🤖 AI Summary
This study addresses how time pressure and item difficulty in web-based questionnaires can induce stress and cognitive overload, thereby compromising data quality and user experience. Traditional low-frequency self-report methods are insufficient for capturing dynamic state changes during brief tasks. To overcome this limitation, the authors conducted a 2×2 within-subjects experiment manipulating these factors while simultaneously collecting multimodal physiological and behavioral data—including eye-tracking, electrocardiography (ECG), electrodermal activity (EDA), and mouse trajectories. By integrating statistical modeling with machine learning techniques, they identified distinct, short-latency patterns of physiological and behavioral responses that reliably differentiate cognitive-affective states. The findings demonstrate the feasibility of real-time detection of such states in digital environments and provide critical technical foundations for developing adaptive, user-aware online questionnaire systems.
📝 Abstract
Time pressure and question difficulty can trigger stress and cognitive overload in web-based surveys, compromising data quality and user experience. Most stress detection methods are based on low-resolution self-reports, which are poorly suited for capturing fast, moment-to-moment changes during short online tasks. Addressing this gap, we conducted a 2x2 within-subjects study (N = 29), manipulating question difficulty and time pressure in a web-based multiple-choice task.
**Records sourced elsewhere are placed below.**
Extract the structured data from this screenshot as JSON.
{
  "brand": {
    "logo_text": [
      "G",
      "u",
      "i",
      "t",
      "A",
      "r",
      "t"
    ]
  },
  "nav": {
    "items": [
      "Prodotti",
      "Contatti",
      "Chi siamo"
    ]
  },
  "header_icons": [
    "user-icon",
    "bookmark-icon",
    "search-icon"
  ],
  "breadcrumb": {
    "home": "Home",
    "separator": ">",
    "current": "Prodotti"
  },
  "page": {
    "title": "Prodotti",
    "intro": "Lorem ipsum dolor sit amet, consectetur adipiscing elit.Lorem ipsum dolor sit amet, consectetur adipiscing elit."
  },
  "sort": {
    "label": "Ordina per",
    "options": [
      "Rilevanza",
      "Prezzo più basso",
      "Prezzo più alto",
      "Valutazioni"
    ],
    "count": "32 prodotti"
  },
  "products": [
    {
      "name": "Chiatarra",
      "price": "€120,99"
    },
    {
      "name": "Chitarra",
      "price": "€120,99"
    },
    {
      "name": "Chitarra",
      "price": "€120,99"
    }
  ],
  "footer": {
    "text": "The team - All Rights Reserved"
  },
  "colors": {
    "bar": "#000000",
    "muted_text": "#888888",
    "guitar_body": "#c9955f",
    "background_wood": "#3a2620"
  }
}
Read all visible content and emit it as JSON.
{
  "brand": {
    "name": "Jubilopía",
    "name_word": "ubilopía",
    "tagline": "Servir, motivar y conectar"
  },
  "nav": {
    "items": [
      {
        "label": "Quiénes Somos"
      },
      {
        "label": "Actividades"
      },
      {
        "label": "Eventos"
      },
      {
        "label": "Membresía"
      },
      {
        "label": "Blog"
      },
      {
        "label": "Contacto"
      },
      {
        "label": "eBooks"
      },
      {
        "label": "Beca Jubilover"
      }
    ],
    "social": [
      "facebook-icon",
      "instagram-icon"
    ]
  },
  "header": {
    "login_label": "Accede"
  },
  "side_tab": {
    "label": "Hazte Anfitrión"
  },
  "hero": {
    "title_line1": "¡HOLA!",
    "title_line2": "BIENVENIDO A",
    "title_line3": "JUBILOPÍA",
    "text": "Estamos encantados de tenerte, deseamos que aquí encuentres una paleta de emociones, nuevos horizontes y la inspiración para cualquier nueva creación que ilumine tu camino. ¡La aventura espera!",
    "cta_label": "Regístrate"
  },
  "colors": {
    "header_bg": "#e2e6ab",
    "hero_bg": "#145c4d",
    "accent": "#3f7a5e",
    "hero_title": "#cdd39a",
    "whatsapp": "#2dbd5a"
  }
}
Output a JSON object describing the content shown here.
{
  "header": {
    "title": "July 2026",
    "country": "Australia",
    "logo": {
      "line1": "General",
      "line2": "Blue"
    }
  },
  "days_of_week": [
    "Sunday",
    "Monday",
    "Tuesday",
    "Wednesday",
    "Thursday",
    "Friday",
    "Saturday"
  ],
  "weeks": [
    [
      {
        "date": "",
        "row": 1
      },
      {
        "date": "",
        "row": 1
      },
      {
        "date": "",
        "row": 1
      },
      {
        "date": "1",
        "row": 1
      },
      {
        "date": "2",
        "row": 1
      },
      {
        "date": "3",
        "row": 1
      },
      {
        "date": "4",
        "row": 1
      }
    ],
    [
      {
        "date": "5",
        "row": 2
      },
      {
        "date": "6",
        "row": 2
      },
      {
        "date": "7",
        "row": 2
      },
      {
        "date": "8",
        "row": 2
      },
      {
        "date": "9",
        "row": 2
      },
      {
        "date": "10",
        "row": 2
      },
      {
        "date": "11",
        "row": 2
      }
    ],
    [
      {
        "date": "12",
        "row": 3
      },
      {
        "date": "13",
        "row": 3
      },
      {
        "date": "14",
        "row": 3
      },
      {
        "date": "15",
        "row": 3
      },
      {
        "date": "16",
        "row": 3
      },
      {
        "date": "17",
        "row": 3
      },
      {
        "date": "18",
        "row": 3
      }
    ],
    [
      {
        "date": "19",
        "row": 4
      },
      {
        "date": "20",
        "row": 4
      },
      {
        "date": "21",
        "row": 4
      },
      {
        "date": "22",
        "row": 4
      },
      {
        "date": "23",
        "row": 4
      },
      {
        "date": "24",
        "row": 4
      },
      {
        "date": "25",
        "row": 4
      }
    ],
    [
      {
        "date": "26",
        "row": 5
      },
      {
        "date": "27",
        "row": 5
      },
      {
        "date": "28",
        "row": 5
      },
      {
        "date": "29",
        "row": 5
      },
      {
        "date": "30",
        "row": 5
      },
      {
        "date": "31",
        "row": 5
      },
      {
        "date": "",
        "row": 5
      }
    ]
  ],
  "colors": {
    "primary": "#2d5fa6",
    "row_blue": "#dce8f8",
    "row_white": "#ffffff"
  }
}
Participants completed general knowledge and cognitive questions while we collected multimodal data: mouse dynamics, eye tracking, electrocardiogram, and electrodermal activity. Using condition-based and self-reported labels, we used statistical and machine learning models to model stress and question difficulty. Our results show distinct physiological and behavioral patterns within very short timeframes. This work demonstrates the feasibility of rapidly detecting cognitive-affective states in digital environments, paving the way for more adaptive, ethical, and user-aware survey interfaces.